A victim of sex abuse predator Christian Brother Paul Dunleavy has told how he was targeted as soon as he stepped into the classroom for the start of his final year of primary school.
Brian Ellison was preyed on in the first weeks after starting his 11+ year at the Abbey Primary School in Newry, Co Down.
The 66-year-old was at Belfast Crown Court on Thursday as Dunleavy was jailed for further offences.
Dunleavy, with an address at Glen Road in Belfast, was found guilty of 36 charges against former pupils in September.
The offences were committed on dates between 1964 and 1991 while the 89-year-old worked at four schools in Belfast, Newry and Armagh.
He is already serving a prison sentence having been previously convicted on two separate occasions of sexual offences against children in his care.
Speaking after sentencing to The Irish News Mr Ellison said: “As soon as I walked into the school that year I was preyed on. The abuse started within two weeks.”
The then 10-year-old was sexually abused over a period of close to two months in an orchard close to the school, a gym store and a cupboard containing drama props.
Dunleavy had set up the assaults by phoning Brian’s mother to say her son was staying back for extra tuition. In the orchard, the boy was abused and then told to pick apples for his mother to make pie.
The abuse stopped, Brian claims, after a senior staff member, also a brother and suspicious because there were claims Dunleavy had targeted children at a previous school, caught him in the act.
“I was told to go on,” Brian remembers as Dunleavy was confronted by a fellow brother. While the sexual assaults stopped, Brian remained in his class and suffered regular beatings.
He managed to pass his 11-plus and enter Abbey Grammar, which Brian describes as a terrible experience as he grappled with the aftermath of being abused. From being a top student, he left with three O-Levels.
The serial abuser, who Brian believes targeted multiple more boys than were involved in the trials, continued as a teacher in the Abbey, moved to other schools, then returned to Newry as principal in the 1980s and 1990s.
Brian also revealed he first made a complaint to the RUC in 1997, which then led to interactions with senior Christian Brothers who were made aware of the interview.
“In 1997 I happened to be in the front room of my mother’s house in Newry when Brendan Smyth was on the TV,” Mr Ellison recalls.
The paedophile priest, who abused boys in Northern Ireland, the Republic and the United States, was being extradited south after serving a prison sentence in the north.
His mother just happened to mention the then still Brother Dunleavy in connection with something entirely separate.
“My words to her were not that f****** b******. He is as bad as that f***** on TV.”
While he did not reveal the full details, he made his mother aware of the abuse, who then told his father. An interview with a detective at Newry station was arranged.
Around the same time as the police interview, Brian says senior Christian Brothers were made aware of the allegations being made against Dunleavy.

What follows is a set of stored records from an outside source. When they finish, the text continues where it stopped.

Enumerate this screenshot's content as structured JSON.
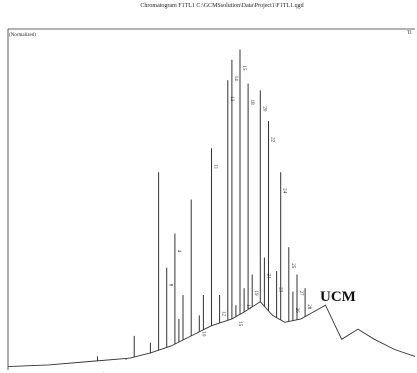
{
  "chart_data": {
    "type": "line",
    "title": "Chromatogram F1TL1 C:\\GCMSsolution\\Data\\Project1\\F1TL1.qgd",
    "ylabel": "(Normalized)",
    "corner_label": "TI",
    "annotation": "UCM",
    "x_range": [
      0,
      100
    ],
    "y_range": [
      0,
      100
    ],
    "series": [
      {
        "values": [
          [
            0,
            1
          ],
          [
            10,
            1.5
          ],
          [
            20,
            2.5
          ],
          [
            30,
            3.5
          ],
          [
            35,
            5
          ],
          [
            40,
            7
          ],
          [
            45,
            10
          ],
          [
            50,
            13
          ],
          [
            55,
            15
          ],
          [
            58,
            17
          ],
          [
            62,
            20
          ],
          [
            65,
            16
          ],
          [
            68,
            14
          ],
          [
            72,
            15
          ],
          [
            75,
            17
          ],
          [
            78,
            19
          ],
          [
            80,
            14
          ],
          [
            82,
            9
          ],
          [
            86,
            12
          ],
          [
            90,
            9
          ],
          [
            95,
            6
          ],
          [
            100,
            4
          ]
        ]
      }
    ],
    "peaks": [
      {
        "x": 22,
        "y": 4,
        "label": "7"
      },
      {
        "x": 29,
        "y": 3,
        "label": ""
      },
      {
        "x": 31,
        "y": 10,
        "label": ""
      },
      {
        "x": 35,
        "y": 8,
        "label": ""
      },
      {
        "x": 37,
        "y": 58,
        "label": ""
      },
      {
        "x": 39,
        "y": 30,
        "label": "8"
      },
      {
        "x": 41,
        "y": 40,
        "label": "4"
      },
      {
        "x": 42,
        "y": 15,
        "label": ""
      },
      {
        "x": 43,
        "y": 22,
        "label": ""
      },
      {
        "x": 45,
        "y": 50,
        "label": ""
      },
      {
        "x": 47,
        "y": 16,
        "label": "10"
      },
      {
        "x": 48,
        "y": 22,
        "label": ""
      },
      {
        "x": 50,
        "y": 65,
        "label": "11"
      },
      {
        "x": 52,
        "y": 22,
        "label": "12"
      },
      {
        "x": 54,
        "y": 85,
        "label": "13"
      },
      {
        "x": 55,
        "y": 91,
        "label": "14"
      },
      {
        "x": 56,
        "y": 19,
        "label": "15"
      },
      {
        "x": 57,
        "y": 94,
        "label": "15"
      },
      {
        "x": 58,
        "y": 24,
        "label": "17"
      },
      {
        "x": 59,
        "y": 84,
        "label": "18"
      },
      {
        "x": 60,
        "y": 28,
        "label": "19"
      },
      {
        "x": 62,
        "y": 82,
        "label": "20"
      },
      {
        "x": 63,
        "y": 33,
        "label": "21"
      },
      {
        "x": 64,
        "y": 73,
        "label": "22"
      },
      {
        "x": 66,
        "y": 29,
        "label": "23"
      },
      {
        "x": 67,
        "y": 58,
        "label": "24"
      },
      {
        "x": 69,
        "y": 36,
        "label": "25"
      },
      {
        "x": 70,
        "y": 23,
        "label": "26"
      },
      {
        "x": 71,
        "y": 28,
        "label": "27"
      },
      {
        "x": 73,
        "y": 24,
        "label": "28"
      }
    ],
    "grid": false,
    "legend": "none"
  }
}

He was told at the time Dunleavy, then still principal of the Abbey, was being removed from his job and would never teach again.
From 1997, Brian says he “spiralled downhill” and was “constantly disturbed by what had happened to me and about him getting away with it,”

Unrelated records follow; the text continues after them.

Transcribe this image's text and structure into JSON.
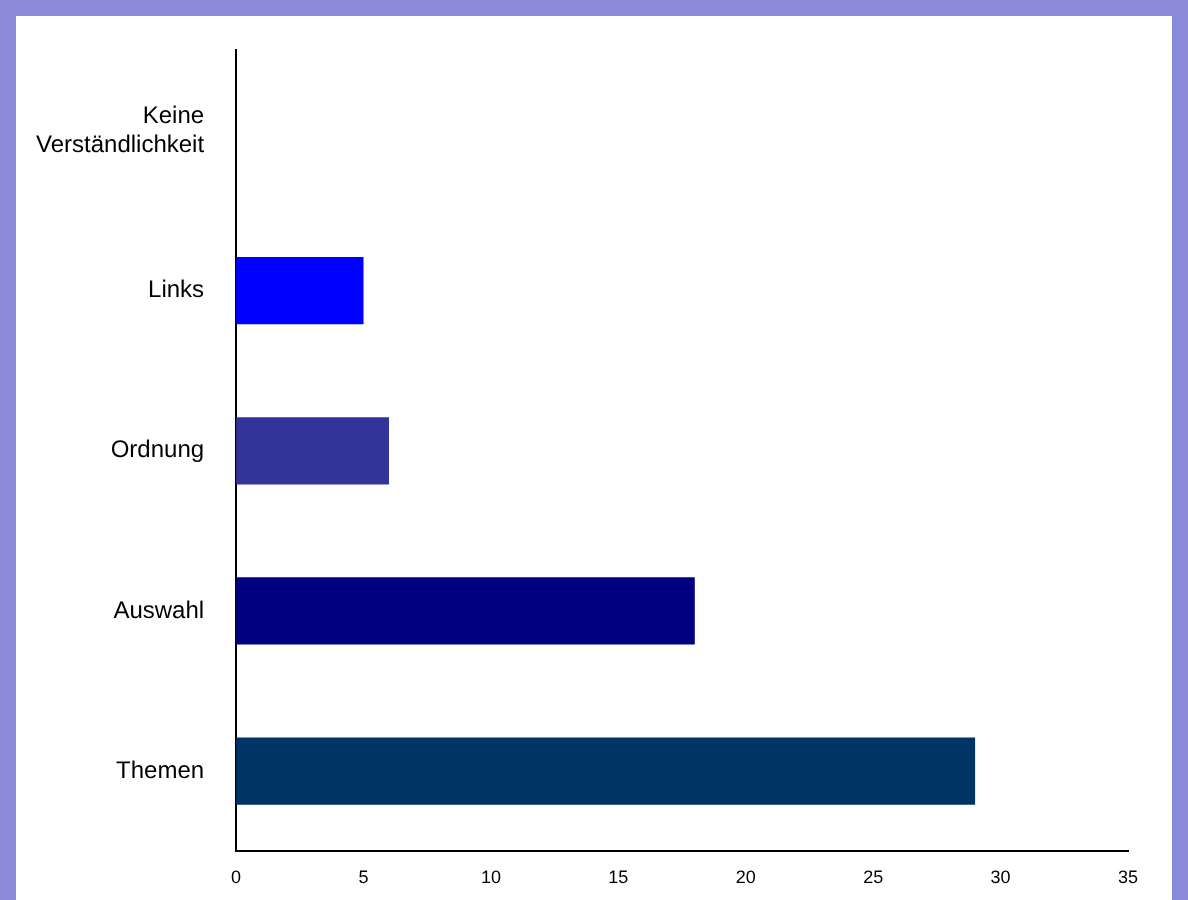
{
  "chart_data": {
    "type": "bar",
    "orientation": "horizontal",
    "categories": [
      "Keine Verständlichkeit",
      "Links",
      "Ordnung",
      "Auswahl",
      "Themen"
    ],
    "values": [
      0,
      5,
      6,
      18,
      29
    ],
    "colors": [
      "#000080",
      "#0000ff",
      "#333399",
      "#000080",
      "#003366"
    ],
    "xlim": [
      0,
      35
    ],
    "xticks": [
      0,
      5,
      10,
      15,
      20,
      25,
      30,
      35
    ],
    "grid": false,
    "legend": false
  }
}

He believes that from the time he made the statement to when a police investigation began nearly two decades, later, there were suicides and early deaths as victims attempted to cope with the trauma. He knew personally some dead victims.
Brian first became aware of the investigation into Dunleavy’s crimes in 2016 when he received a letter asking whether he would like to come in for an interview. He was contacted because of a police log with planning details of the 1997 interview.
He was involved in the first trial, which took place in January, 2020, and lasted for nearly four weeks, with Brian spending almost a day in the witness box. Dunleavy was convicted and received a 10-year sentence but his ordeal was far from over.
Dunleavy successfully appealed and the retrial did not take place until June, 2023. He was found guilty.
On why the now 89-year-old did not spare his victims the torment of a waiting for, and participating in a trial, Brian argues was because of his “oath of obedience” to the Christian Brothers, which for many years maintained a culture of denial.
Owen Winters, of KRW Law, which represents Brian and 11 other victims of Dunleavy from Newry, Armagh and Belfast, said the firm’s clients, including those who gave evidence in the previous trials, “found this process to be an arduous one”.
“Dunleavy’s ongoing failure to acknowledge the abuse he perpetrated against helpless children continues to be a source of pain and upset to the survivors,” Mr Winters said.
“We have issued civil proceedings against the Christian Brothers on behalf of a number of survivors of Paul Dunleavy. Our clients want them to acknowledge the hurt caused. Their lack of comment following the sentencing is particularly upsetting.”